"The French American" and the B-17

Aluminium has played a central role in the history of aviation for over a century.
20 December, 2016
Some of the aircraft that served in the Second World War still take flight today.
The stars in "The French American," a film release set for 2017, include more than actor Julien Oblette in the leading role of John Tschirhart. The true story of Tschirhart's life during World War II also required a vintage B-17 bomber, and according to Darla Rae, the film's executive producer, the team needed one that was as historically accurate as possible – even if it didn't fly. She lucked out with "The Aluminum Overcast."

The all-aluminium plane, known as The Flying Fortress decades ago, ran bombing missions over occupied Europe during the war years. There are just a dozen or so of the remaining planes that are flight-worthy, including one that never saw combat because it was produced at the very end of WWII.
That plane, dubbed the Aluminum Overcast, travels around the United States at vintage air shows, and it was on hand for the dedication of a new museum dedication in Colorado when Rae heard about it. She decided to ask if it could be used for "The French American" filming, and was delighted to receive the OK.

The project really begins in the American state of Texas, where 95-year-old Tschirhart was living until just a few weeks ago. The B-17 bombardier with the compelling love story died in October, and although he will never see the completed film – which is due out in spring – he was able to assist during its creation.

The short version is that Tschirhart was an American who lived in France until the country was occupied in June 1940. He returned to the United States as a 20-year-old, and joined the military after the bombing of Pearl Harbor the next year. His real motivation was to return to Malou, the love of his life, who was left behind in France. As it turns out, she was working in the French Resistance as he flew about 35 missions over Europe – and he later learned Malou died in the war. Tschirhart married another and lived a long and full life after returning to the United States, one shaped by Malou and his sense of French identity.
"The French American" seeks to tell his story with the utmost accuracy, as most World War II veterans or survivors are now aging or gone in Europe and the United States alike.
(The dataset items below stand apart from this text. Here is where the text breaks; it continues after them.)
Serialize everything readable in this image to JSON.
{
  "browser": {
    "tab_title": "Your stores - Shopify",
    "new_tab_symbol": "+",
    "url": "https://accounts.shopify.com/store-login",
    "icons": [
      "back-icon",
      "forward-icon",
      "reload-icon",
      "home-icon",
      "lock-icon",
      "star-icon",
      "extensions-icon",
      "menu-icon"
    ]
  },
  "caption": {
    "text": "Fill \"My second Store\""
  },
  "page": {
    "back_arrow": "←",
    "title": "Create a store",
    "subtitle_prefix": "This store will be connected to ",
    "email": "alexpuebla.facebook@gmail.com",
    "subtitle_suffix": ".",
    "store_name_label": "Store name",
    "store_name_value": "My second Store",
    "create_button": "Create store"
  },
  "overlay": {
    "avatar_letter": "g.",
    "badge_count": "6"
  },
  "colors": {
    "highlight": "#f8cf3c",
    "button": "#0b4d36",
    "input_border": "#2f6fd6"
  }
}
The cast and crew were driven by the commitment to honor a true story, which helps explain their putting in the effort to secure use of the vintage B-17 for it.
The Aluminum Overcast, delivered to the U.S. Air Force in May of 1945, is a B-17G model. The earliest versions of the plane were introduced in the 1930s, with the B-17G as a final iteration. They were the most heavily produced – almost 9,000 were manufactured between 1943 and 1945 – and the few survivors are primarily B-17G models. Although not as famous as the Memphis Belle (at least not yet), the Aluminum Overcast is a popular example of the vintage planes that captivate historians and enthusiasts.
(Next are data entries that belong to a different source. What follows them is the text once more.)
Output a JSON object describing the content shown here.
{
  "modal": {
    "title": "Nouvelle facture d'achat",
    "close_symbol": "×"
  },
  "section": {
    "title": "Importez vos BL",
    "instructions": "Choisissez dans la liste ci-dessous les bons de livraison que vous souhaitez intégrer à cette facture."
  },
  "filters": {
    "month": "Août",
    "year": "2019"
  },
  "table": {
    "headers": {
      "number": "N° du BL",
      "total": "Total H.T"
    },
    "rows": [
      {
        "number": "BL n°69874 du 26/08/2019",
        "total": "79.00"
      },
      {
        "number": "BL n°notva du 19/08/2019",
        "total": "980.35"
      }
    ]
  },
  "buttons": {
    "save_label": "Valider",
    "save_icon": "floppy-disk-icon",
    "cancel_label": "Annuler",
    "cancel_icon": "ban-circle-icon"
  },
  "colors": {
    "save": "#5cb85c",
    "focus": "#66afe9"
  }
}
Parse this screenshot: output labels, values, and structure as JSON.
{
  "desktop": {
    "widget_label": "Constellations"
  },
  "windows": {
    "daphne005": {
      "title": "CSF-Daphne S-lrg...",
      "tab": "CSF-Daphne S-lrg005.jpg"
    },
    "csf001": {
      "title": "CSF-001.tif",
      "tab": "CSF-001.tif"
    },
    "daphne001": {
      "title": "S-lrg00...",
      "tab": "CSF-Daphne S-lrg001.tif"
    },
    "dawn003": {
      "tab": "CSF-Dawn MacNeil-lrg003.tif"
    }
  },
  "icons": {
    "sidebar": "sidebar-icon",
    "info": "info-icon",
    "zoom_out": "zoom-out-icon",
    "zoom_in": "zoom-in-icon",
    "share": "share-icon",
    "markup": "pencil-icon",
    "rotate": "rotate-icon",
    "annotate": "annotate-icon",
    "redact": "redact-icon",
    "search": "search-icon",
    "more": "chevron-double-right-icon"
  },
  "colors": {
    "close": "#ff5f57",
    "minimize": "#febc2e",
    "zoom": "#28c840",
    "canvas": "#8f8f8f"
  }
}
The all-metal planes, made of aluminium alloy and covered in an aluminium skin, carried a crew of 10 and when fully armed and loaded, could weigh close to 30,000 kilograms. It flew at speeds up to 462 kmh.

The plane's role in the Second World War, and its contributions to further advancing military aviation, have not been forgotten in the decades since. Thanks to "The French American," neither will the lovestruck bombardier who flew them them over France.